OKAY, I was already pissed off--difficult as that is to believe--because late last week Channel 8 (Indiana's Own; I liked 'em better when they were the Action News Team, but I'm guessing they ran afoul of some truth in advertising regulation or other) had their fourth-string weather reader, the one who dresses like a dinner-theatre extra from Guys and Dolls, inform an entire market's worth of suburbanites they'd better water those lawns, and be quick about it, before they died. The lawns, they meant.
He read this over the same footage they'd used six weeks ago as they told the same drought-stricken burghers they could safely comply with those pesky No-Water orders since their lawns were only going dormant, not dying.
This is more than just rhetorically annoying, though I would like to point out first that I don't even listen to these maroons about the weather, let alone lawn care, about which I am remarkably indifferent for an avid gardener. The real irritation stems from the fact that the No Water order--always accompanied by the stern warning that The City May Start Fining Violators, And This Time We Mean It--is basically at the service of the (recently privatized) water company's desire not to upgrade its 19th century delivery system in light of our new, post-agrarian living patterns. Instead of increasing capacity as suburbanites flew into the farthest reaches of the county and beyond, they've simply jacked up the pressure at peak times, and every intervening flapper, valve, and gasket blows out, on average, every eighteen months, plus I'm sure they've killed or severely injured numerous devotees of nozzle fun, although the Star doesn't publish statistics.
And while I grant you that people tend to water their lawns like complete idiots, the whole question of individual vs. corporate good citizenship is solved by simply acting like it doesn't exist. No one tells swimming pools or water parks to close. Every golf course I pass is still green. The big lawn care companies are still showing up with their water tanks, the better to achieve the right dilution of Agent Orange so that your dog won't die on contact with the stuff but linger a couple years while guarding your nice, green grass.
And this is, by my count, one of two ecologically responsible stands taken by the locals (Ozone Action Days being the other) without the required Faux Environment Balance (which is distinguishable from regular Faux Balance in that the two sides are not presumed equal, but linked by Our Knowing Sadness: yes, we're concerned about the environment, but we need jobs, too, so the viewer gets to feel good about himself without giving up the M-1 Abrams he tools around town in). If the residents of some one-time farming community try to fend off a new Wal*Mart it's a controversy. If some auto-parts manufacturer in Anderson dumps a half-ton of solvents into the sewers, resulting in a 150-mile fish kill, it's an industrial accident. For that matter, if there's a line of killer storms that looks promising on radar they send off all fourteen staff weather readers in their personal helicopters so the home-bound weather buff can see what the wind in Shelbyville does to an exposed parka.

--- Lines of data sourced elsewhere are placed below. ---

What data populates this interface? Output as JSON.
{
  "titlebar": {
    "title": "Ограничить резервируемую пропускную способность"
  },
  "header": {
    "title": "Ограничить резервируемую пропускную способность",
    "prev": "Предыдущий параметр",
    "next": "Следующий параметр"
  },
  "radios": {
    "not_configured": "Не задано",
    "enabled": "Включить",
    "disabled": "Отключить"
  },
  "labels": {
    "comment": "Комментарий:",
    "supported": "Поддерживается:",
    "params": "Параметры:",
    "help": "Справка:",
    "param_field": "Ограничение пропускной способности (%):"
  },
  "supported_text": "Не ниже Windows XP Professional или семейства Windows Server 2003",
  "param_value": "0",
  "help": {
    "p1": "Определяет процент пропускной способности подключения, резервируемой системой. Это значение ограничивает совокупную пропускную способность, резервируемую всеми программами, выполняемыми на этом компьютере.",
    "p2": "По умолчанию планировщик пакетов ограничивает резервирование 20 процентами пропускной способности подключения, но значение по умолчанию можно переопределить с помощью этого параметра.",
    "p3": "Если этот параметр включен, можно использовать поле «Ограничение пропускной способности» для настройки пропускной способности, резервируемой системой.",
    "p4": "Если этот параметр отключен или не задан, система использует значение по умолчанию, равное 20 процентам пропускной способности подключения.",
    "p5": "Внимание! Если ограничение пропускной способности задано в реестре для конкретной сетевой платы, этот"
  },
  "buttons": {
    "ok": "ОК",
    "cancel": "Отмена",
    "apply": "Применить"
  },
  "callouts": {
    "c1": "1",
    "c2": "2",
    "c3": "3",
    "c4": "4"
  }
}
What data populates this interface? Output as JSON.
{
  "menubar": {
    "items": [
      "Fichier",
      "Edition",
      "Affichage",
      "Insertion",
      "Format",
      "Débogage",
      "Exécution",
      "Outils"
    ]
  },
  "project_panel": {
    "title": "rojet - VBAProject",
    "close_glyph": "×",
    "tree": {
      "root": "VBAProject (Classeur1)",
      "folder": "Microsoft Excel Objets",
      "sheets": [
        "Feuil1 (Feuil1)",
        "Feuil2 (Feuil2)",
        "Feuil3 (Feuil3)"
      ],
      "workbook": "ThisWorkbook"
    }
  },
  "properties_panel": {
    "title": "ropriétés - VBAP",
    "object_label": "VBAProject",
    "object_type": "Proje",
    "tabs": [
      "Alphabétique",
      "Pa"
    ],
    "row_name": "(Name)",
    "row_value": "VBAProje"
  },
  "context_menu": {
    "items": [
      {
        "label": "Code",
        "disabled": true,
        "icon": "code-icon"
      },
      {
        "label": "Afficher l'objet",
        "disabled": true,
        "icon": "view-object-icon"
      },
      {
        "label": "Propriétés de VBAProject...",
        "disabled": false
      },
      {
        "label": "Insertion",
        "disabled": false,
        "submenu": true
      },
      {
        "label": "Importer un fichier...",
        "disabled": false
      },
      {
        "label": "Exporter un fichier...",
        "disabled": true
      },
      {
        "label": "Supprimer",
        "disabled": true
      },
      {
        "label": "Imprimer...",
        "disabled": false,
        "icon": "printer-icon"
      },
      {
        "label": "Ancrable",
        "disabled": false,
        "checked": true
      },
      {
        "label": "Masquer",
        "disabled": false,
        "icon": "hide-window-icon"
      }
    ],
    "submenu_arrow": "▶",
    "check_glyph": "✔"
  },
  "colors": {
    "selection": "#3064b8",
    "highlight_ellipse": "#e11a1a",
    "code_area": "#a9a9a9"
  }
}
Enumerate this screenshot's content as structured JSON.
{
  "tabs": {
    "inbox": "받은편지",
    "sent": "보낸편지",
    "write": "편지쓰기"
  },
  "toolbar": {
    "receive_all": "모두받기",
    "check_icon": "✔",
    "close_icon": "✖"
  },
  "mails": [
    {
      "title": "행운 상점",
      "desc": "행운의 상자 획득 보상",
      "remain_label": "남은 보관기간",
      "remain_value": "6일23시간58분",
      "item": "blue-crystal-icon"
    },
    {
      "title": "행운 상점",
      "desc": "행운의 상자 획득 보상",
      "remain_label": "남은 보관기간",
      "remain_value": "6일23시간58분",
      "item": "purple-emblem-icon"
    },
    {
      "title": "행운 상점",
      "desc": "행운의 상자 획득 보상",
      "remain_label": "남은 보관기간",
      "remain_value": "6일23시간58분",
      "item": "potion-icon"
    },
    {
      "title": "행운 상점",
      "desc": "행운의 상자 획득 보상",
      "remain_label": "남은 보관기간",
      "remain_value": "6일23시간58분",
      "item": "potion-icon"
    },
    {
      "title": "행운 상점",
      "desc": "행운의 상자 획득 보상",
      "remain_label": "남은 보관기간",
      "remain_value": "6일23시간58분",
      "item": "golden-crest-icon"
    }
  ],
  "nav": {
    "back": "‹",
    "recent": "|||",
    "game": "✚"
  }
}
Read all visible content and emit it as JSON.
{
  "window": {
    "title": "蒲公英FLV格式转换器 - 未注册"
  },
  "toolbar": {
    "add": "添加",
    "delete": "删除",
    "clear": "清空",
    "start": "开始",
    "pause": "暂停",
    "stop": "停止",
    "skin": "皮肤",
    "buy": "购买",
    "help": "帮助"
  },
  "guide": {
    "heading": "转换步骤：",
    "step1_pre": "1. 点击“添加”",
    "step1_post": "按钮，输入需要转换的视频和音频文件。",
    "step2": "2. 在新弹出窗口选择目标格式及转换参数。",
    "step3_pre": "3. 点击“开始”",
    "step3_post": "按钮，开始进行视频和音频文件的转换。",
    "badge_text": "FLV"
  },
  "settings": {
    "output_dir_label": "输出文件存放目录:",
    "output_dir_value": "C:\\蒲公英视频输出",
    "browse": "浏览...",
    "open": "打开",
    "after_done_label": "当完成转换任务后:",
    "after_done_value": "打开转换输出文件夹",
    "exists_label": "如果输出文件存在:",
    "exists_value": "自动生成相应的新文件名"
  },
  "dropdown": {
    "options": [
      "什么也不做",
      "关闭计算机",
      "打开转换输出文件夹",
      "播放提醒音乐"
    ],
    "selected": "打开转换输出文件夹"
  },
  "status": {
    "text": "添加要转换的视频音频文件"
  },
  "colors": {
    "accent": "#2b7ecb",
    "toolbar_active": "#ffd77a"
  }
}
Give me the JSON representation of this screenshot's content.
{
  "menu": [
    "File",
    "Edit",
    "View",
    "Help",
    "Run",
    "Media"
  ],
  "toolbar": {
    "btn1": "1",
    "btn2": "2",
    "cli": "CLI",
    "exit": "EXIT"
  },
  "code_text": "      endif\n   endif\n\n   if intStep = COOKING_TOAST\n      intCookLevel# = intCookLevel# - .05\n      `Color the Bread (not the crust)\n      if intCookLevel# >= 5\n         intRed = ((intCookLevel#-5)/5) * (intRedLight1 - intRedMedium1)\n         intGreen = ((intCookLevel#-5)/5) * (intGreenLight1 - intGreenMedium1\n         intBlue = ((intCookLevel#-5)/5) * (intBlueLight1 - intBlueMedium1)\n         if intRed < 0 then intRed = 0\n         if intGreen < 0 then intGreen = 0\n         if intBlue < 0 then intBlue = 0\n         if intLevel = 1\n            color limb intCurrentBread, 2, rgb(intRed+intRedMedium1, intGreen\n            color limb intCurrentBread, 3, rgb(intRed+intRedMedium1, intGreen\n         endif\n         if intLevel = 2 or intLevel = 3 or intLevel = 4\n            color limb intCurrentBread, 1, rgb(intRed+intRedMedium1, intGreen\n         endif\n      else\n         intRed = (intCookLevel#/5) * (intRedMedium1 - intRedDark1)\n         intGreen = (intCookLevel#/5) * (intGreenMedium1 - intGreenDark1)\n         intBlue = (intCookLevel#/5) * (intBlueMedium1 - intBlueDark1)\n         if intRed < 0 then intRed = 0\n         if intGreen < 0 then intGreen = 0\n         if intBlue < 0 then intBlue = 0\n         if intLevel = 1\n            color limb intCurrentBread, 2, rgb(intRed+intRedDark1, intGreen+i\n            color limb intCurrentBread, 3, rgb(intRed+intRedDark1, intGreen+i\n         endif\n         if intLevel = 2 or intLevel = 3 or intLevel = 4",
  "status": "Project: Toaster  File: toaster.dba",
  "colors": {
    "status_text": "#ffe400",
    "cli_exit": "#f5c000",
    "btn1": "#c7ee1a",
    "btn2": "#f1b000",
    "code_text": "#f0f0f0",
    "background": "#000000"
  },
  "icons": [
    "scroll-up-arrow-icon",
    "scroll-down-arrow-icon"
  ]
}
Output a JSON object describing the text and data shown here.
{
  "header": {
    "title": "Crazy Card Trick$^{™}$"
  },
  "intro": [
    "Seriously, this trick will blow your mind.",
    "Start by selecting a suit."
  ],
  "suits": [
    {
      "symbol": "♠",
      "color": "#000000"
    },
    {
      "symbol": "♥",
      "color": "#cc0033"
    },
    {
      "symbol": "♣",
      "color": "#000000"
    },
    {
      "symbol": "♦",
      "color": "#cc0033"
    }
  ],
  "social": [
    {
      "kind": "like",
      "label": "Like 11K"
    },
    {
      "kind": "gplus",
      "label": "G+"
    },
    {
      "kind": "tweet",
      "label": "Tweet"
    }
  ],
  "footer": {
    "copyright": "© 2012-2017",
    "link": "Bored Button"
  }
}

And so it was that after a second hour spent raking thatch last Sunday, after which I plopped down to watch the Colts game, I came face to virtual face with a local weekend talking hairdo (I had the wrong channel; it was an NFC game for broadcast purposes) who in succession touted a) The Bi-Monthly Anti-Abortion Shout At Passing Cars Fest, which was held under a bridge because it was, like, 97º outside, a matter which failed to daunt the cameraman, who still managed to make the crowd of a dozen protestors look as big as that Saddam-statue-toppling one; and b) the aforementioned "largest Christian pornography site", which, at least, provided some laughs and the impetus to find the correct channel.